Désigné parmi les cadres de l’éducation, il devient en effet le garant du bon déroulement de l’examen, depuis la réception des sujets jusqu’à la remise des copies. Il lui revient, d’après le quotidien arabophone, d’assurer la sécurité du centre, d’organiser le travail des équipes et de veiller au strict respect des procédures. Et d’ajouter que toute défaillance est clairement pointée du doigt par l’Office national des examens et concours (ONEC), qui insiste sur la « nécessité d’une gestion rigoureuse pour garantir l’égalité des chances entre candidats ».
Le dispositif prévoit, également, la mobilisation de trois adjoints chargés d’épauler le chef de centre. Coordination, logistique, hygiène, sécurité et respect des consignes de surveillance : chaque aspect est encadré afin d’éviter toute faille dans l’organisation. À cela s’ajoute la présence d’un observateur externe, dépêché depuis une autre wilaya, chargé de suivre le déroulement des épreuves et de signaler tout incident susceptible de porter atteinte à la crédibilité de l’examen.
Rigueur, discipline et transparence
Les accès sont strictement contrôlés : une seule entrée est autorisée, tandis que toutes les issues secondaires sont fermées. Aussi, les véhicules sont interdits à l’intérieur des centres, et une salle spécifique est aménagée pour le dépôt des effets personnels. Le téléphone portable, principal vecteur de fraude ces dernières années, fait l’objet d’une interdiction totale.

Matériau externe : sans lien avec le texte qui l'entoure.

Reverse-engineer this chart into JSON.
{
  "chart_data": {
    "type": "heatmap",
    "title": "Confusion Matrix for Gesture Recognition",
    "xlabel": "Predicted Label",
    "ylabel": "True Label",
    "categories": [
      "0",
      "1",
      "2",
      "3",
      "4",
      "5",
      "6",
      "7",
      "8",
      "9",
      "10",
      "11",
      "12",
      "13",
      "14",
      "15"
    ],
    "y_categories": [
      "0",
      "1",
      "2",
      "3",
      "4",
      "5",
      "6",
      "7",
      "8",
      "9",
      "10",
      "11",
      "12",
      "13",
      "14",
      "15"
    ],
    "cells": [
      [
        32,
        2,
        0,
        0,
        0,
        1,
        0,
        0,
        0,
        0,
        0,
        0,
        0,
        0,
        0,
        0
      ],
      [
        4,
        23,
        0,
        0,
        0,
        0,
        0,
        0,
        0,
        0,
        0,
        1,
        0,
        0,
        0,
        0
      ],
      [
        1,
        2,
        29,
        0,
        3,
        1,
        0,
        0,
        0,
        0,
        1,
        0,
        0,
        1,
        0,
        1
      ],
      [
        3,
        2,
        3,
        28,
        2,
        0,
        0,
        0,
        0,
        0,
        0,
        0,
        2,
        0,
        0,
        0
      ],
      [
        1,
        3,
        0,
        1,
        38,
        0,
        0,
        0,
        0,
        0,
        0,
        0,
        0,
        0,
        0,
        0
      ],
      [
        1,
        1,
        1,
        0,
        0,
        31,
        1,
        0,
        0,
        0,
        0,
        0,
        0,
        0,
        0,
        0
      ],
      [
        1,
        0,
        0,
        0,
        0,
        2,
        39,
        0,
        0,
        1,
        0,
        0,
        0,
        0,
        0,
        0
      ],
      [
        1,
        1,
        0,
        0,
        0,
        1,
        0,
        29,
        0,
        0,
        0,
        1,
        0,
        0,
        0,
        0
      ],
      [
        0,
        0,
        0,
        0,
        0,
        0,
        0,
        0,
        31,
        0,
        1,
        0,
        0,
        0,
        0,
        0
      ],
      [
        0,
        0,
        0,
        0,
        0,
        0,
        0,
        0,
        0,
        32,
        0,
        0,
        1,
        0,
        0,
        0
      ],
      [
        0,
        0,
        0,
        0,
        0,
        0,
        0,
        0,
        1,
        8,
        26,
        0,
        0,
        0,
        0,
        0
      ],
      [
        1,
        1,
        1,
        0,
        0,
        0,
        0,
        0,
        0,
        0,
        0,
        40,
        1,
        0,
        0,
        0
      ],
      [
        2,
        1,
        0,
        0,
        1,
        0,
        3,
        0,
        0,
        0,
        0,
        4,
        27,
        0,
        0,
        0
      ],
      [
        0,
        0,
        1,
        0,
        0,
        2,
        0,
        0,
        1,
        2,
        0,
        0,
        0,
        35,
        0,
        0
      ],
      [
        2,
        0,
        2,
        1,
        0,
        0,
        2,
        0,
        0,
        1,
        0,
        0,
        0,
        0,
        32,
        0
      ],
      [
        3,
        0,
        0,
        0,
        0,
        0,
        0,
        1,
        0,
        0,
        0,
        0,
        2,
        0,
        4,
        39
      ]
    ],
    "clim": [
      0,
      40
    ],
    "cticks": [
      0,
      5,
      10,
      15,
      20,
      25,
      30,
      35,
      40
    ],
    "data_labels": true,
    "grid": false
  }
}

Aucun candidat, surveillant ou membre du personnel n’est autorisé à en disposer à l’intérieur du centre, à l’exception du chef de centre, et uniquement dans un cadre strictement encadré. En outre, les candidats doivent abandonner sacs, documents et tout support non autorisé dès leur arrivée. Dans les salles d’examen, la consigne est claire : silence absolu et discipline stricte. Toute communication est proscrite, de même que les déplacements non autorisés ou le changement de place.
Les surveillants sont appelés à redoubler de vigilance, avec des contrôles pouvant aller jusqu’à la fouille en cas de suspicion. L’utilisation de documents non fournis par le centre entraîne automatiquement l’exclusion. Les procédures en cas de fraude sont sans appel, souligne El Khabar. Tout candidat pris en flagrant délit est immédiatement exclu de l’épreuve concernée. Les objets saisis — téléphone, calculatrice ou tout autre moyen de triche — sont intégrés dans un dossier transmis aux autorités compétentes. Et, un rapport détaillé est établi, ouvrant la voie à des sanctions disciplinaires, voire à des poursuites judiciaires, conformément à la législation en vigueur.
Les cas d’usurpation d’identité, quant à eux, donnent lieu à une intervention immédiate des services de sécurité. Par ailleurs, la gestion des copies fait l’objet d’un suivi rigoureux. Chaque candidat est tenu de remettre sa copie, même blanche, dûment remplie et signée. Les surveillants doivent ainsi vérifier la conformité des informations avant leur transmission sécurisée.
Dans un contexte marqué par la lutte contre la fraude, le mot d’ordre est sans équivoque : rigueur, discipline et transparence.